Fast growth of battery market driven by electric vehicle (EV) and stationary energy storage system (ESS) segments has stimulated interest for lithium titanate Li₄Ti₅O₁₂ (LTO) with its low cost, perfect cycleability and excellent safety. Whereas low electric conductivity (10^-8 ÷ 10^–13S/cm) is a weak point of LTO, it can be compensated by the grain size reducing down to sub-micron even nano scales. In spite of modern level of nanotechnology development, the structural characterization is still mainly made by non-local methods.
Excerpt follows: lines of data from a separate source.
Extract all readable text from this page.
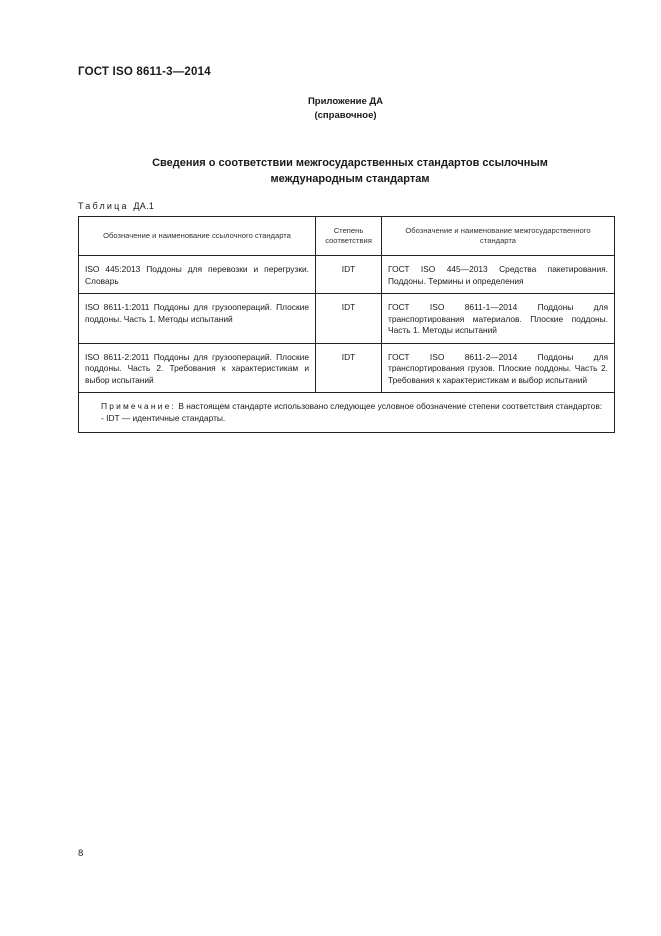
ГОСТ ISO 8611-3—2014
Приложение ДА
(справочное)
Сведения о соответствии межгосударственных стандартов ссылочным
международным стандартам
Таблица ДА.1
Обозначение и наименование ссылочного стандарта	Степень соответствия	Обозначение и наименование межгосударственного стандарта
ISO 445:2013 Поддоны для перевозки и перегрузки. Словарь	IDT	ГОСТ ISO 445—2013 Средства пакетирования. Поддоны. Термины и определения
ISO 8611-1:2011 Поддоны для грузоопераций. Плоские поддоны. Часть 1. Методы испытаний	IDT	ГОСТ ISO 8611-1—2014 Поддоны для транспортирования материалов. Плоские поддоны. Часть 1. Методы испытаний
ISO 8611-2:2011 Поддоны для грузоопераций. Плоские поддоны. Часть 2. Требования к характеристикам и выбор испытаний	IDT	ГОСТ ISO 8611-2—2014 Поддоны для транспортирования грузов. Плоские поддоны. Часть 2. Требования к характеристикам и выбор испытаний

Примечание: В настоящем стандарте использовано следующее условное обозначение степени соответствия стандартов:
- IDT — идентичные стандарты.		
8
In this work we demonstrate that structural heterogeneity in commercial negative electrode material LTO with sub-micron grain size synthesized using standard solid-state method can be described not only thermodynamically, but also locally in terms of structural characterization of single particles using standard micro-Raman Spectroscopy together with Scanning Electron Microscopy.

Solid state synthesis of Li₄Ti₅O₁₂ was made using chemically pure titanium dioxide TiO₂ (anatase) and chemically pure lithium carbonate Li₂CO₃by the following reaction:

2Li₂CO₃ + 5TiO₂ = Li₄Ti₅O₁₂ + 2CO₂↑                                                                      (1)
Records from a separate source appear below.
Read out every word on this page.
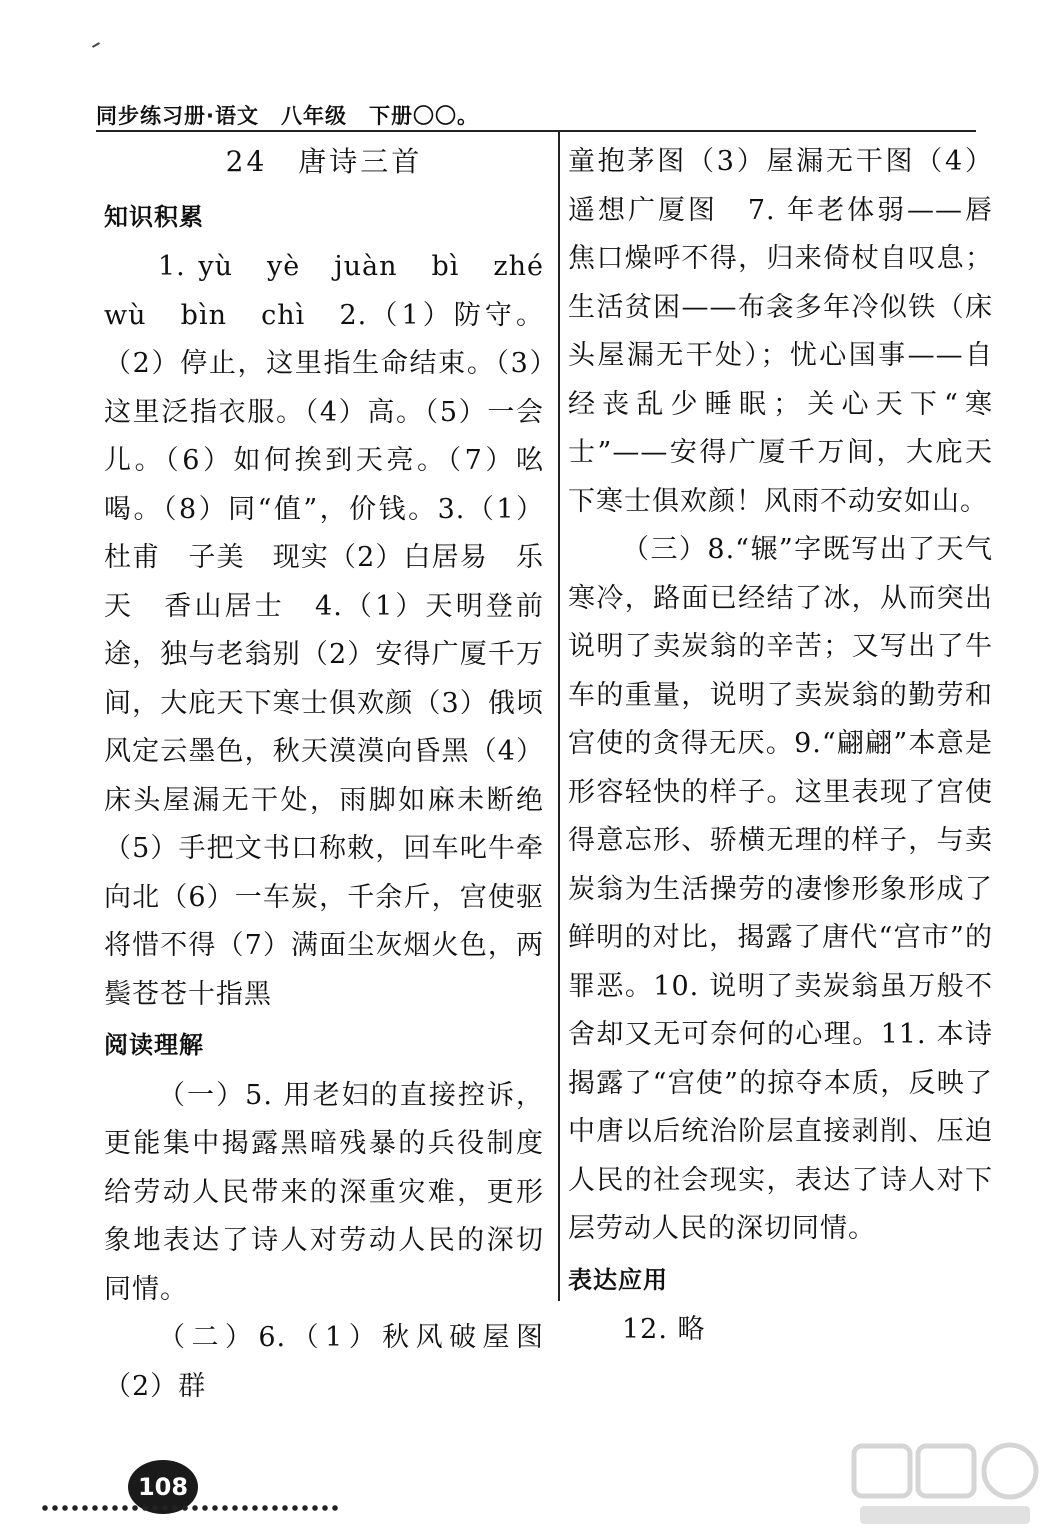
同步练习册·语文　八年级　下册〇〇。
24　唐诗三首
知识积累

1. yù　yè　juàn　bì　zhé　wù　bìn　chì　2.（1）防守。（2）停止，这里指生命结束。（3）这里泛指衣服。（4）高。（5）一会儿。（6）如何挨到天亮。（7）吆喝。（8）同“值”，价钱。3.（1）杜甫　子美　现实（2）白居易　乐天　香山居士　4.（1）天明登前途，独与老翁别（2）安得广厦千万间，大庇天下寒士俱欢颜（3）俄顷风定云墨色，秋天漠漠向昏黑（4）床头屋漏无干处，雨脚如麻未断绝（5）手把文书口称敕，回车叱牛牵向北（6）一车炭，千余斤，宫使驱将惜不得（7）满面尘灰烟火色，两鬓苍苍十指黑

阅读理解

（一）5. 用老妇的直接控诉，更能集中揭露黑暗残暴的兵役制度给劳动人民带来的深重灾难，更形象地表达了诗人对劳动人民的深切同情。

（二）6.（1）秋风破屋图（2）群

童抱茅图（3）屋漏无干图（4）遥想广厦图　7. 年老体弱——唇焦口燥呼不得，归来倚杖自叹息；生活贫困——布衾多年冷似铁（床头屋漏无干处）；忧心国事——自经丧乱少睡眠；关心天下“寒士”——安得广厦千万间，大庇天下寒士俱欢颜！风雨不动安如山。

（三）8.“辗”字既写出了天气寒冷，路面已经结了冰，从而突出说明了卖炭翁的辛苦；又写出了牛车的重量，说明了卖炭翁的勤劳和宫使的贪得无厌。9.“翩翩”本意是形容轻快的样子。这里表现了宫使得意忘形、骄横无理的样子，与卖炭翁为生活操劳的凄惨形象形成了鲜明的对比，揭露了唐代“宫市”的罪恶。10. 说明了卖炭翁虽万般不舍却又无可奈何的心理。11. 本诗揭露了“宫使”的掠夺本质，反映了中唐以后统治阶层直接剥削、压迫人民的社会现实，表达了诗人对下层劳动人民的深切同情。

表达应用

12. 略

108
Our modification of usual solid-state method, based both on analysis of intermediate reactions and review of the published data, uses three consequent synthesis stages with intermediate grinding which increased influence surface layers on material physical properties. In order to simplify other phases observation we knowingly increased the content of phase diagram nearest compositions TiO₂ и Li₂TO₃by using partial (incomplete) synthesis with skipped third stage.

Raman spectra of single particle (Figure 1) clearly demonstrate heterogeneity of phase transformations during reaction (1) and allow making us some conclusions about the processes peculiarities which can’t be made otherwise.

Figure 1: SEM images and corresponding Raman spectra of single particles of (b) final phase Li₄Ti₅O₁₂ and two nearest phases: (a) Li₂TiO₃ and (c) TiO₂ rutile. SEM images sizes are 0.8×1.0 µm.